As the derivative idea of sin depended upon that of goodness, and as the shadow ceases to be visible when the object shadowed has become more dim, we might well expect that the contraction and obscuration of the true idea of goodness would bring about a more than proportionate loss of knowledge concerning the true nature of evil. The impersonation of evil could only be upheld in a lively or effectual manner, as the opposite of the impersonation of good: and when the moral standard of godhead had so greatly degenerated, as we find to be the case even in the works of Homer, the negation of that standard could not but cease to be either interesting or intelligible.

Traditions of the Evil One in Homer.

Accordingly we find that the process of disintegration, followed by that of arbitrary reassortment and combination of elements, had proceeded to a more advanced stage with respect to the tradition of the Evil One, than in the other cases.

The general form of the disintegration is this: that the idea of a rebellion, menacing the divine dominion with violence, is now clothed in a variety of detached and more or less conflicting forms: while the far more subtle idea of an influence acting immediately on the spirit of man, and aiming a blow at the glory of the Deity through his creatures, whose allegiance it seeks by the perversion of their own spontaneous agency to withdraw, remains in Homer, still indeed both visible and single, but enfeebled and obscured to such a degree, that it, as it were, stands on tiptoe, ready for its final flight from the sphere of the common perceptions of mankind.

The first, the idea of evil acting by violence, is represented, not indeed exclusively, but most conspicuously, in the Titans and Giants.

The second, or the idea of evil acting by deceit, is represented in the Ἄτη of Homer.

Lastly: the rainbow of Holy Scripture is represented in the Homeric Iris.

These, then, speaking generally, are the principal remnants from primitive traditions, of which, if of any thing of the kind, we may expect to find the vestiges within the Olympian Court.

Varying degrees of the traditive character.

In order to throw a fuller light upon the subject, I shall chiefly examine the characters of the Homeric deities, and of the more important among them in particular, not as a body but individually.
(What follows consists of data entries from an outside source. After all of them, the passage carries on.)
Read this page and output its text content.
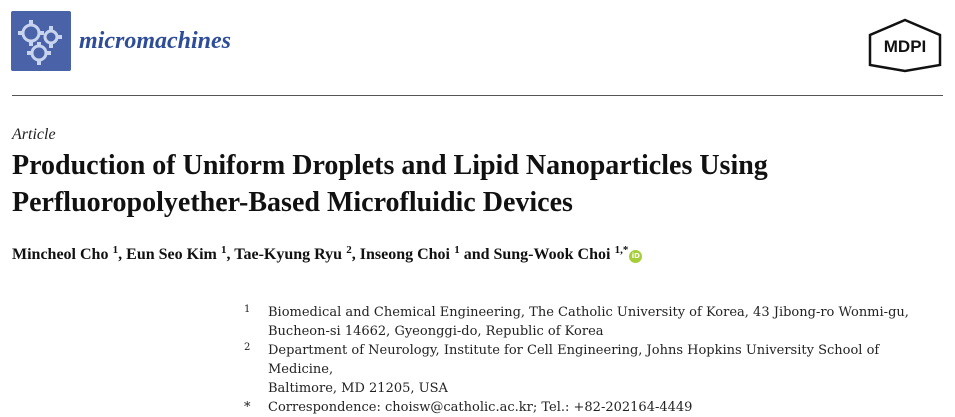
micromachines	MDPI
Article
Production of Uniform Droplets and Lipid Nanoparticles Using
Perfluoropolyether-Based Microfluidic Devices
Mincheol Cho  $^1$, Eun Seo Kim  $^1$, Tae-Kyung Ryu  $^2$, Inseong Choi  $^1$ and Sung-Wook Choi  $^{1,*}$ iD
1 Biomedical and Chemical Engineering, The Catholic University of Korea, 43 Jibong-ro Wonmi-gu,
Bucheon-si 14662, Gyeonggi-do, Republic of Korea
2 Department of Neurology, Institute for Cell Engineering, Johns Hopkins University School of Medicine,
Baltimore, MD 21205, USA
* Correspondence: choisw@catholic.ac.kr; Tel.: +82-202164-4449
An opposite practice has for the most part prevailed. It has been assumed that they are homogeneous; they have been treated as a class, subject to the same laws; and variations, not to be accounted for from mythological data, have been viewed as mere solecisms in the conception of the class. This has mainly tended, I believe, to thrust the truth of the case into dark corners. But the properties which distinguish the Homeric Immortals in common from men are in reality less important than those which establish rules of discrimination within their own body, and which point to the very different sources that have supplied the materials incorporated into different portions of the scheme.